Evolutionary thinking is actually contemplative thinking because it leaves the full field of the future in God’s hands and agrees to humbly hold the present with what it only tentatively knows for sure. Evolutionary thinking must agree to both knowing and not knowing, at the same time. This is hard for the egoically bound self. It wants to fully know—now—which is never true anyway.–Richard Rohr, Everything Changes
Pope Francis reflects on the story of Mary and Martha (Luke 10:38-42):
“[The two sisters] both welcome the Lord, but in different ways. Mary sits at Jesus’ feet, listening, whereas Martha is absorbed in domestic tasks and is so busy that she turns to Jesus saying: ‘Lord, do you not care that my sister has left me by myself to do the serving? Tell her to help me’. And Jesus responds rebuking her with sweetness. ‘Martha, Martha, you are anxious and worried about many things. There is the need for only one thing.’
What does Jesus wish to say? Above all it is important to understand that it is not a matter of two contrasting attitudes: listening to the Word of the Lord – contemplation – and concrete service to our neighbor. They are not two opposed attitudes but, on the contrary, they are both aspects that are essential for our Christian life; aspects that must never be separated but rather lived in profound unity and harmony.
So why does Jesus rebuke Martha? Because she considered only what she was doing to be essential; she was too absorbed and worried about things to ‘do’. For a Christian, the works of service and charity are never detached from the principle source of our action: that is, listening to the Word of the Lord, sitting – like Mary – at Jesus’ feet in the attitude of a disciple. And for this reason Mary is rebuked.
In our Christian life too prayer and action are always profoundly united. Prayer that does not lead to concrete action toward a [sister or] brother who is poor, sick, in need of help … is a sterile and incomplete prayer. But, in the same way, when in ecclesial service we are only concerned with what we are doing, we give greater weight to things, functions and structures, forgetting the centrality of Christ; we do not set aside time for dialogue with Him in prayer, we run the risk of serving ourselves and not God, present in our [sister or] brother in need.”–Pope Francis
“The ultimate perfection of the contemplative life is not a heaven of separate individuals, each one viewing his own private intuition of God; it is a sea of Love which flows through the One Body of all the elect, all the angels and saints, and their contemplation would be incomplete if it were not shared, or if it were shared with fewer souls, or with spirits capable of less vision and less joy.”–Thomas Merton
“Is it true to say that one goes into solitude to “Get at the root of existence”? It would be better simply to say that in solitude one is at the root. He who is alone and is conscious of what his solitude means, finds himself simply in the ground of life.”–Thomas Merton
“The life of contemplation implies two levels of awareness: first, awareness of the question, and second, awareness of the answer. Though these are two distinct and enormously different levels, yet they are in fact an awareness of the same thing. The question is, itself, the answer. And we are ourselves are both.”–Thomas Merton
“To say that I am made in the image of God is to say that love is the reason for my existence, for God is love. Love is my true identity. Selflessness is my true self. Love is my true character. Love is my name.” –Thomas Merton
We don’t teach meditation to the young monks. They are not ready for it until they stop slamming doors.–Thich Nhat Hanh to Thomas Merton in 1966
The piercing truth of this statement struck me as a perfect way to communicate the endless disguises and devices of the false self. There is no more clever way for the false self to hide than behind the mask of spirituality. The human ego will always try to name, categorize, fix, control, and insure all its experiences. For the ego everything is a commodity. It lives inside of self-manufactured boundaries instead of inside the boundaries of the God-self. It lives out of its own superior image instead of mirroring the image of God.

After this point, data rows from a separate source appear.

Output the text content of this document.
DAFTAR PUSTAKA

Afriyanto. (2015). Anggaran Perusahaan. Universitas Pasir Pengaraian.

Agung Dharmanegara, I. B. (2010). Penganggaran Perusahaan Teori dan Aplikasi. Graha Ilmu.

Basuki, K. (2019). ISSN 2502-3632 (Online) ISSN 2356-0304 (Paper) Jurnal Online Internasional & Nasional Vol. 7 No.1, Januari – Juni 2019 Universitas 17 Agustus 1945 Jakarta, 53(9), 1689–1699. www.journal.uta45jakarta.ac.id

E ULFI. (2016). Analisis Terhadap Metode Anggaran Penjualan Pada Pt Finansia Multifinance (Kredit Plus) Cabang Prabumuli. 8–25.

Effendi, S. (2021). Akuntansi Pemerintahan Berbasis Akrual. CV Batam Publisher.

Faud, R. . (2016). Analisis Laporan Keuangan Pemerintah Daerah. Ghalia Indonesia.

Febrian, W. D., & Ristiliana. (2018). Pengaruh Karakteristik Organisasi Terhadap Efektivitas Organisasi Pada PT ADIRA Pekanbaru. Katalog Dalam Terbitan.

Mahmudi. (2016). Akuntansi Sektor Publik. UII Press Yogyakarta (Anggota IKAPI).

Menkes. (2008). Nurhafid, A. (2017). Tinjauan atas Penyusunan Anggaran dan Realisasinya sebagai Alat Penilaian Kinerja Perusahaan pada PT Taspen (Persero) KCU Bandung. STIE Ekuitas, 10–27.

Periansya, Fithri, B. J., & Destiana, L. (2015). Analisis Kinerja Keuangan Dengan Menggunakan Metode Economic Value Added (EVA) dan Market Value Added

The ego is constantly searching for any solid and superior identity. A spiritual self-image gives us status, stability, and security. There is no better way to remain unconscious than to baptize and bless the forms of religion, even prayer itself, instead of surrendering to the Substance Itself. First stop slamming doors, and then you can begin in the kindergarten of spirituality. Too many priests, bishops, and ministers are still slamming doors.
In the name of seeking God, the ego pads and protects itself from self-discovery, which is an almost perfect cover for its inherent narcissism. I know this because I have done it all myself.–Richard Rohr, OFM
“We only become enlightened as the ego dies to its pretenses, and we begin to be led by soul and Spirit. That dying is something we are led through by the grace of God and by confronting our own shadow. As we learn to move into a Larger Realm, we will almost naturally weep over those sins, as we recognize that we are everything that we hate and attack in other people. Then we begin to become and to live the Great Mystery of compassion.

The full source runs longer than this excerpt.